I am really looking forward to the new OS as well. It basically has almost all the features that I currently jailbreak my phone to get.

I am hoping they have a few additions for the Apple TV 2 in the OS as well.


----------



## iblastoff (May 14, 2011)

flashPUNK said:


> You can't install the developer release unless your phone is registered. It wont' allow you to install otherwise.
> 
> The volume button can be used as a shutter if you're in the camera app. If you're on the lock screen and you tap the home button 2x an icon will come up next to the slider that opens the camera app from the lock screen.
> 
> The notification center is great. My only gripe is that I wish they would let you delete apps like Stocks and Weather - I never use those (and a few others).


all of this has been available for jailbroken phones for ages now. the notification system is basically an exact copy of lockinfo and the camera shutter button can be assigned to any button you wish with activator. you can even hide unwanted icons like stocks/weather.


----------



## torndownunit (May 14, 2006)

iblastoff said:


> all of this has been available for jailbroken phones for ages now. the notification system is basically an exact copy of lockinfo and the camera shutter button can be assigned to any button you wish with activator. you can even hide unwanted icons like stocks/weather.


I jailbreak still mainly for Lockinfo. It is a pain jailbreaking every time there is an OS update though, so I am looking forward to seeing the new iOS. From what I have read about it, I may be content with it without jailbreaking.


----------



## flashPUNK (Feb 16, 2006)

I stopped jailbreaking when the ios5 betas started coming out, mostly because i'm tired of having to constantly update, jailbreak, and reinstall everything.

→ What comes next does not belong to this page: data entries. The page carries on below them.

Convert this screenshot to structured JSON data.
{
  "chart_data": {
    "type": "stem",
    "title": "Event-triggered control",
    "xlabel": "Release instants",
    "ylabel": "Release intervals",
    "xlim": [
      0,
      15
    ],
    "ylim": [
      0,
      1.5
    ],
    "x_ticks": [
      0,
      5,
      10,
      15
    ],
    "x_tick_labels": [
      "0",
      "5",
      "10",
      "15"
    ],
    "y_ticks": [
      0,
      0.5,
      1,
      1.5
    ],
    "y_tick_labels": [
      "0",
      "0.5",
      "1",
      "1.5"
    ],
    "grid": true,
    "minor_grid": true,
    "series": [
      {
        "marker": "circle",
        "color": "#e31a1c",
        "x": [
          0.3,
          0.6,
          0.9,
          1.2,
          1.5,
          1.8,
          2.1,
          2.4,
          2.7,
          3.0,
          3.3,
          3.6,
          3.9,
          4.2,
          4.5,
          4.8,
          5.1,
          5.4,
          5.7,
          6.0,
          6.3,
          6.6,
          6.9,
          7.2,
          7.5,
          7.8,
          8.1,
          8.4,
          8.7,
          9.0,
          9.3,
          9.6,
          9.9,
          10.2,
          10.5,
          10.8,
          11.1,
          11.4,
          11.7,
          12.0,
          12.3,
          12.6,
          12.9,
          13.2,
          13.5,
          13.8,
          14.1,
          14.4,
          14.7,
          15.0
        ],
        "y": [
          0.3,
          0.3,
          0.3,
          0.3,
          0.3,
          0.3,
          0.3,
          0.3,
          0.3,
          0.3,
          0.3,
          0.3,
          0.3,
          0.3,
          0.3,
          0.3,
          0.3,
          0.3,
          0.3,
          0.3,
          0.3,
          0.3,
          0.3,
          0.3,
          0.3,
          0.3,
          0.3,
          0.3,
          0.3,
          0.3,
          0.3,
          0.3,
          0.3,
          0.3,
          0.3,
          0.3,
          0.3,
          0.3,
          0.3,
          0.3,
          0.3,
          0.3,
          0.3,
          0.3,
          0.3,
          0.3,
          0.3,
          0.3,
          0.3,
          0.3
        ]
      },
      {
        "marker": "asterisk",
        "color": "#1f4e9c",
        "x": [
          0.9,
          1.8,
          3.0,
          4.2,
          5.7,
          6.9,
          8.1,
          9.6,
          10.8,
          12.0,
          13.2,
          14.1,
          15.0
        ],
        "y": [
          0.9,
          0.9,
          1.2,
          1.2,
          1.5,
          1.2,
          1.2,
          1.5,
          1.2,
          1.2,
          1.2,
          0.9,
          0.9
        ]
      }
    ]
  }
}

Besides, now with ios5 coming out, they're going to be issuing over the air updates so you can update your phone OS without having to connect to a computer - this will make it harder to jailbreak. Not to mention, they're slowly closing all the security holes that the previous versions had.

It's just good to see that Apple is integrating some of the things people have been jailbreaking their devices for.


----------



## iblastoff (May 14, 2011)

torndownunit said:


> I jailbreak still mainly for Lockinfo. It is a pain jailbreaking every time there is an OS update though, so I am looking forward to seeing the new iOS. From what I have read about it, I may be content with it without jailbreaking.


i totally agree that its a pain to rejailbreak but most of the iOS updates in the 4.x line have so far been extremely minor and mostly JUST to plug the jailbreak hack. i'm still on iOS 4.3.3 i think. obviously once iOS 5 roles out it will be a whole new bag but until something like biteSMS for native iphone comes out, i will continue to jailbreak. i can't text using the normal messages app anymore.


----------



## hollowbody (Jan 15, 2008)

torndownunit said:


> I jailbreak still mainly for Lockinfo. It is a pain jailbreaking every time there is an OS update though, so I am looking forward to seeing the new iOS. From what I have read about it, I may be content with it without jailbreaking.


I don't jailbreak anymore because of the hassle, but when I did, lockinfo was definitely one of my fav apps. Also, the one that allows to you turn wifi on/off with a swipe at the top was a godsend too.


----------



## Ti-Ron (Mar 21, 2007)

Just wait...Blackberry will close! 
Saddly enough, they lost alot of their business lately!


----------



## torndownunit (May 14, 2006)

hollowbody said:


> I don't jailbreak anymore because of the hassle, but when I did, lockinfo was definitely one of my fav apps. Also, the one that allows to you turn wifi on/off with a swipe at the top was a godsend too.


Ya, SBS Settings. Great app. I am so used to running it I almost forgot about it! The new OS appears to address most of the shortcomings I was jailbreaking to fix though. 


> It's just good to see that Apple is integrating some of the things people have been jailbreaking their devices for.​
> 
> 
> http://digg.com/submit?phase=2&url=...ne-bbm-3.html#post361231&title=iPhone+and+BBM​


Exactly. It's good to see them move in the right direction.


----------